Google is directing resources to increase security
According to Potti, the influx of cybercriminals on multiple fronts and nation-states imposing stricter regulatory requirements and data sovereignty standards gives Google a unique opportunity to intensify its game.
To that end, Google is institutionalizing zero-trust architectures, striving to anticipate digital supply chain problems, and looking for solutions to the talent gap, he added.
Efforts to secure the open source software supply chain have gained prominence at the highest levels of the technology industry and government. Major companies such as Amazon, Google and Microsoft earlier this month pledged to invest an initial $ 30 million to make open source software more secure.
Google followed suit presenting secured open source software service (OSS), which packages the same workflows on which its developers rely to strengthen and validate the open source software supply chain.
This summer, as a breakthrough for companies and government agencies, the company will provide ongoing testing, corrections, and a deeper level of standard code analysis.
Google said it also continuously applies fuzzing, an automated form of software testing, to 550 of the most widely used open source projects, a process that has resulted in the discovery of at least 36,000 vulnerabilities in January 2022.
Google claims to be the first company to launch open source security software as a product, but there are specialized tools that cover the market targeting different components of open source software.
Google also introduced BeyondCorp Enterprise Essentials to help organizations implement a zero-trust architecture in third-party clouds, client applications, and the Chrome browser.
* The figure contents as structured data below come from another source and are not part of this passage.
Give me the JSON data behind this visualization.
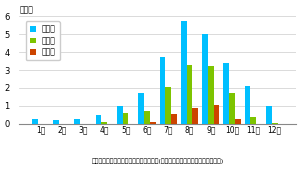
{
  "months": [
    "1月",
    "2月",
    "3月",
    "4月",
    "5月",
    "6月",
    "7月",
    "8月",
    "9月",
    "10月",
    "11月",
    "12月"
  ],
  "hassei": [
    0.3,
    0.2,
    0.25,
    0.5,
    1.0,
    1.7,
    3.7,
    5.7,
    5.0,
    3.4,
    2.1,
    1.0
  ],
  "sekkin": [
    0.0,
    0.0,
    0.0,
    0.1,
    0.6,
    0.7,
    2.05,
    3.3,
    3.2,
    1.7,
    0.4,
    0.05
  ],
  "joriku": [
    0.0,
    0.0,
    0.0,
    0.0,
    0.0,
    0.1,
    0.55,
    0.9,
    1.05,
    0.25,
    0.0,
    0.0
  ],
  "color_hassei": "#00BFFF",
  "color_sekkin": "#7DC400",
  "color_joriku": "#CC4400",
  "ylabel_unit": "（個）",
  "xlabel_label": "月別の台風発生・接近・上陸数の平年値(１９９１〜２０２０年の３０年平均)",
  "legend_hassei": "発生数",
  "legend_sekkin": "接近数",
  "legend_joriku": "上陸数",
  "ylim": [
    0,
    6
  ],
  "yticks": [
    0,
    1,
    2,
    3,
    4,
    5,
    6
  ],
  "bar_width": 0.27
}
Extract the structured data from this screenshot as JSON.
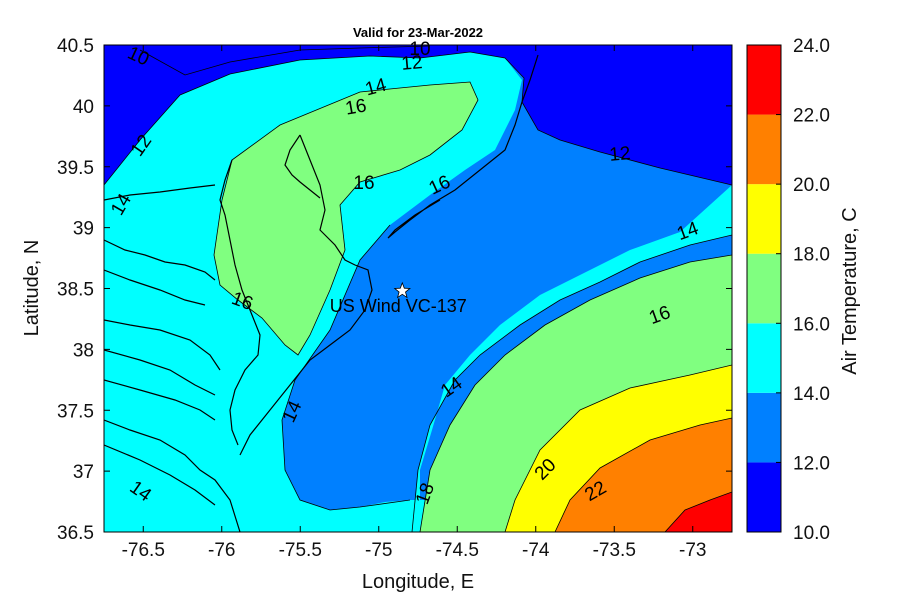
{
  "title": "Valid for 23-Mar-2022",
  "xlabel": "Longitude, E",
  "ylabel": "Latitude, N",
  "colorbar_label": "Air Temperature, C",
  "x_ticks": [
    "-76.5",
    "-76",
    "-75.5",
    "-75",
    "-74.5",
    "-74",
    "-73.5",
    "-73"
  ],
  "y_ticks": [
    "40.5",
    "40",
    "39.5",
    "39",
    "38.5",
    "38",
    "37.5",
    "37",
    "36.5"
  ],
  "colorbar_ticks": [
    "24.0",
    "22.0",
    "20.0",
    "18.0",
    "16.0",
    "14.0",
    "12.0",
    "10.0"
  ],
  "colorbar_colors": [
    "#ff0000",
    "#ff8000",
    "#ffff00",
    "#80ff80",
    "#00ffff",
    "#0080ff",
    "#0000ff"
  ],
  "contour_labels": [
    "10",
    "10",
    "12",
    "12",
    "12",
    "14",
    "14",
    "14",
    "14",
    "14",
    "14",
    "16",
    "16",
    "16",
    "16",
    "16",
    "18",
    "20",
    "22"
  ],
  "site": {
    "name": "US Wind VC-137",
    "lon": -74.85,
    "lat": 38.48
  },
  "chart_data": {
    "type": "heatmap",
    "variable": "Air Temperature",
    "units": "C",
    "xlim": [
      -76.75,
      -72.75
    ],
    "ylim": [
      36.5,
      40.5
    ],
    "color_levels": [
      10,
      12,
      14,
      16,
      18,
      20,
      22,
      24
    ],
    "contour_levels": [
      10,
      12,
      14,
      16,
      18,
      20,
      22
    ]
  }
}
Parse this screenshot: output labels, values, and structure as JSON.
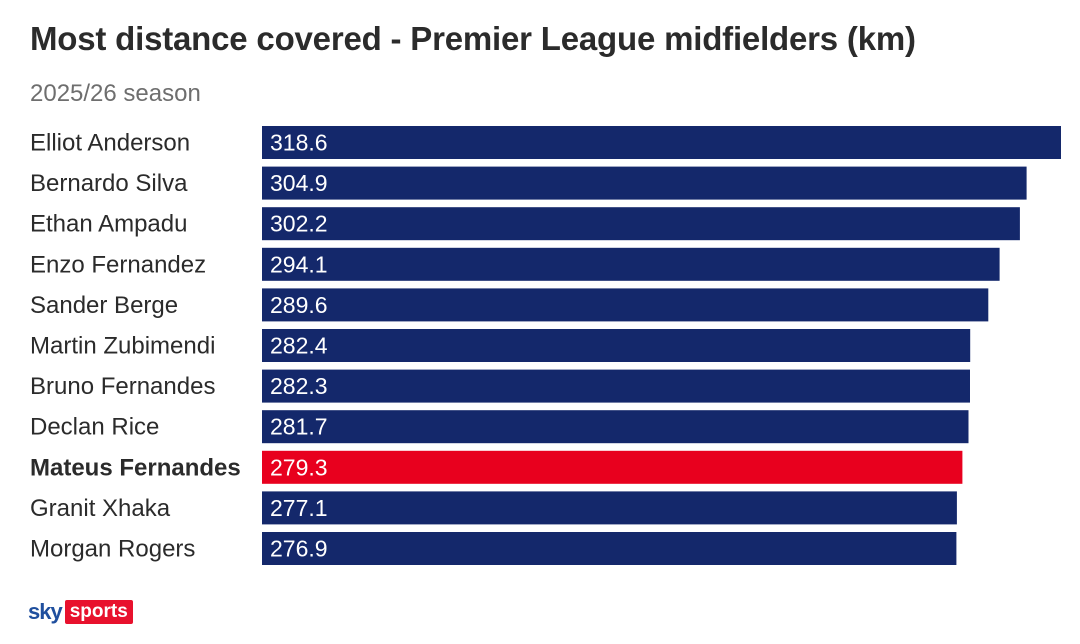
{
  "chart_data": {
    "type": "bar",
    "orientation": "horizontal",
    "title": "Most distance covered - Premier League midfielders (km)",
    "subtitle": "2025/26 season",
    "xlabel": "",
    "ylabel": "",
    "grid": false,
    "categories": [
      "Elliot Anderson",
      "Bernardo Silva",
      "Ethan Ampadu",
      "Enzo Fernandez",
      "Sander Berge",
      "Martin Zubimendi",
      "Bruno Fernandes",
      "Declan Rice",
      "Mateus Fernandes",
      "Granit Xhaka",
      "Morgan Rogers"
    ],
    "values": [
      318.6,
      304.9,
      302.2,
      294.1,
      289.6,
      282.4,
      282.3,
      281.7,
      279.3,
      277.1,
      276.9
    ],
    "value_labels": [
      "318.6",
      "304.9",
      "302.2",
      "294.1",
      "289.6",
      "282.4",
      "282.3",
      "281.7",
      "279.3",
      "277.1",
      "276.9"
    ],
    "highlight": "Mateus Fernandes",
    "colors": {
      "bar": "#14286b",
      "highlight": "#e8001e"
    }
  },
  "logo": {
    "sky": "sky",
    "sports": "sports"
  }
}
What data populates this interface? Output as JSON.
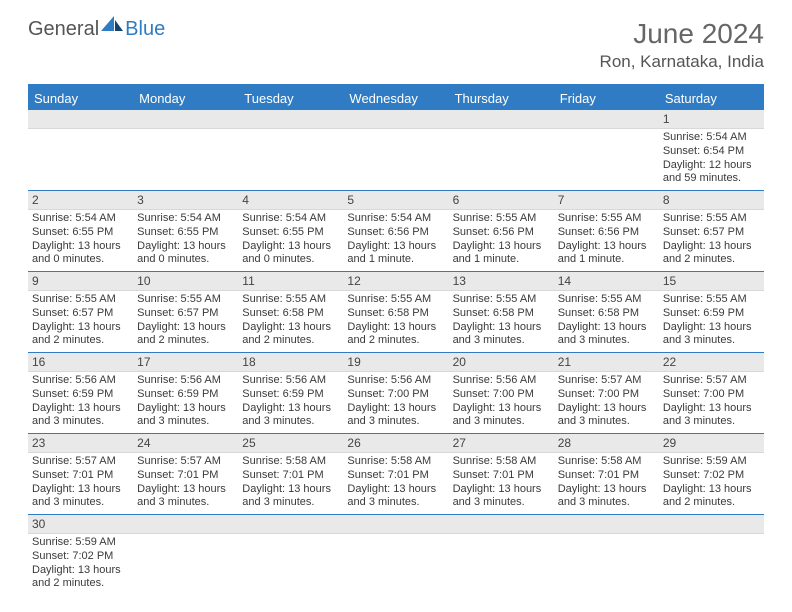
{
  "logo": {
    "text1": "General",
    "text2": "Blue"
  },
  "title": "June 2024",
  "location": "Ron, Karnataka, India",
  "colors": {
    "accent": "#2f7cc4",
    "daynum_bg": "#e9e9e9",
    "text": "#3a3a3a",
    "header_text": "#666"
  },
  "day_headers": [
    "Sunday",
    "Monday",
    "Tuesday",
    "Wednesday",
    "Thursday",
    "Friday",
    "Saturday"
  ],
  "weeks": [
    [
      null,
      null,
      null,
      null,
      null,
      null,
      {
        "n": "1",
        "sr": "5:54 AM",
        "ss": "6:54 PM",
        "dl": "12 hours and 59 minutes."
      }
    ],
    [
      {
        "n": "2",
        "sr": "5:54 AM",
        "ss": "6:55 PM",
        "dl": "13 hours and 0 minutes."
      },
      {
        "n": "3",
        "sr": "5:54 AM",
        "ss": "6:55 PM",
        "dl": "13 hours and 0 minutes."
      },
      {
        "n": "4",
        "sr": "5:54 AM",
        "ss": "6:55 PM",
        "dl": "13 hours and 0 minutes."
      },
      {
        "n": "5",
        "sr": "5:54 AM",
        "ss": "6:56 PM",
        "dl": "13 hours and 1 minute."
      },
      {
        "n": "6",
        "sr": "5:55 AM",
        "ss": "6:56 PM",
        "dl": "13 hours and 1 minute."
      },
      {
        "n": "7",
        "sr": "5:55 AM",
        "ss": "6:56 PM",
        "dl": "13 hours and 1 minute."
      },
      {
        "n": "8",
        "sr": "5:55 AM",
        "ss": "6:57 PM",
        "dl": "13 hours and 2 minutes."
      }
    ],
    [
      {
        "n": "9",
        "sr": "5:55 AM",
        "ss": "6:57 PM",
        "dl": "13 hours and 2 minutes."
      },
      {
        "n": "10",
        "sr": "5:55 AM",
        "ss": "6:57 PM",
        "dl": "13 hours and 2 minutes."
      },
      {
        "n": "11",
        "sr": "5:55 AM",
        "ss": "6:58 PM",
        "dl": "13 hours and 2 minutes."
      },
      {
        "n": "12",
        "sr": "5:55 AM",
        "ss": "6:58 PM",
        "dl": "13 hours and 2 minutes."
      },
      {
        "n": "13",
        "sr": "5:55 AM",
        "ss": "6:58 PM",
        "dl": "13 hours and 3 minutes."
      },
      {
        "n": "14",
        "sr": "5:55 AM",
        "ss": "6:58 PM",
        "dl": "13 hours and 3 minutes."
      },
      {
        "n": "15",
        "sr": "5:55 AM",
        "ss": "6:59 PM",
        "dl": "13 hours and 3 minutes."
      }
    ],
    [
      {
        "n": "16",
        "sr": "5:56 AM",
        "ss": "6:59 PM",
        "dl": "13 hours and 3 minutes."
      },
      {
        "n": "17",
        "sr": "5:56 AM",
        "ss": "6:59 PM",
        "dl": "13 hours and 3 minutes."
      },
      {
        "n": "18",
        "sr": "5:56 AM",
        "ss": "6:59 PM",
        "dl": "13 hours and 3 minutes."
      },
      {
        "n": "19",
        "sr": "5:56 AM",
        "ss": "7:00 PM",
        "dl": "13 hours and 3 minutes."
      },
      {
        "n": "20",
        "sr": "5:56 AM",
        "ss": "7:00 PM",
        "dl": "13 hours and 3 minutes."
      },
      {
        "n": "21",
        "sr": "5:57 AM",
        "ss": "7:00 PM",
        "dl": "13 hours and 3 minutes."
      },
      {
        "n": "22",
        "sr": "5:57 AM",
        "ss": "7:00 PM",
        "dl": "13 hours and 3 minutes."
      }
    ],
    [
      {
        "n": "23",
        "sr": "5:57 AM",
        "ss": "7:01 PM",
        "dl": "13 hours and 3 minutes."
      },
      {
        "n": "24",
        "sr": "5:57 AM",
        "ss": "7:01 PM",
        "dl": "13 hours and 3 minutes."
      },
      {
        "n": "25",
        "sr": "5:58 AM",
        "ss": "7:01 PM",
        "dl": "13 hours and 3 minutes."
      },
      {
        "n": "26",
        "sr": "5:58 AM",
        "ss": "7:01 PM",
        "dl": "13 hours and 3 minutes."
      },
      {
        "n": "27",
        "sr": "5:58 AM",
        "ss": "7:01 PM",
        "dl": "13 hours and 3 minutes."
      },
      {
        "n": "28",
        "sr": "5:58 AM",
        "ss": "7:01 PM",
        "dl": "13 hours and 3 minutes."
      },
      {
        "n": "29",
        "sr": "5:59 AM",
        "ss": "7:02 PM",
        "dl": "13 hours and 2 minutes."
      }
    ],
    [
      {
        "n": "30",
        "sr": "5:59 AM",
        "ss": "7:02 PM",
        "dl": "13 hours and 2 minutes."
      },
      null,
      null,
      null,
      null,
      null,
      null
    ]
  ],
  "labels": {
    "sunrise": "Sunrise: ",
    "sunset": "Sunset: ",
    "daylight": "Daylight: "
  }
}
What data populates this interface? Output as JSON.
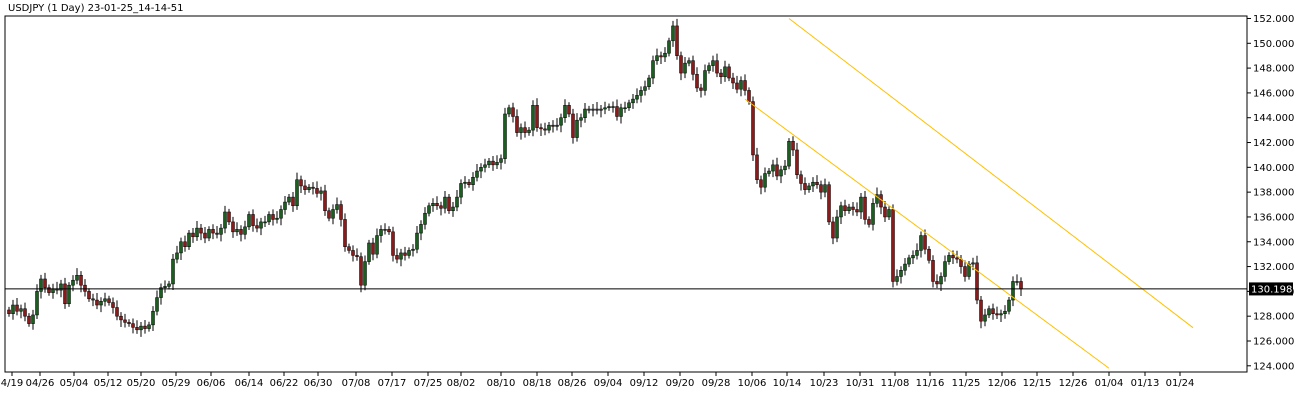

This includes an application plug-in that extends capabilities to other cloud platforms such as AWS and Microsoft Azure, and a client plug-in that provides zero-trust access to on-premises or other cloud-hosted client applications.
Following in Microsoft’s footsteps
Google is not the first or only large cloud company to struggle to become a leader in security by launching, in part, services to support the other giants of the cloud. Microsoft has recently expanded its Defender for Cloud Google Cloud security solution, enabling the cloud-independent solution to natively support workloads, devices, and digital identities, whether or not a client uses Azure.
Bues supports Google’s position as an early leader in zero-trust network environments and notes that the company has made significant open source contributions, including the 2014 release of Kubernetes.
“Understand the challenges of verifying, updating and maintaining open source, continuous innovation in [open source security] with Assured OSS is a continuation of Google ‘s long – standing commitment to open source and the developer community, “said Bues.
Google will also integrate data loss prevention, malware protection, and URL fishing and filtering into the Chrome browser as part of its zero-trust architecture.
Google also introduced Security Foundation, a service that provides models and guidance followed by the Google Cloud Cybersecurity Action Team to help organizations validate configurations and overcome some of the challenges posed by the shortage of cybersecurity talent.
“Cybersecurity has become the biggest risk of all organizations today, as well as possibly in the future,” Potti said.
Security remains a major challenge for all organizations and the risk is growing, he added. Attacks on the software supply chain, according to Google, increased by 650% and over the last year at least 600 threat actors and hundreds of new families of malware have emerged.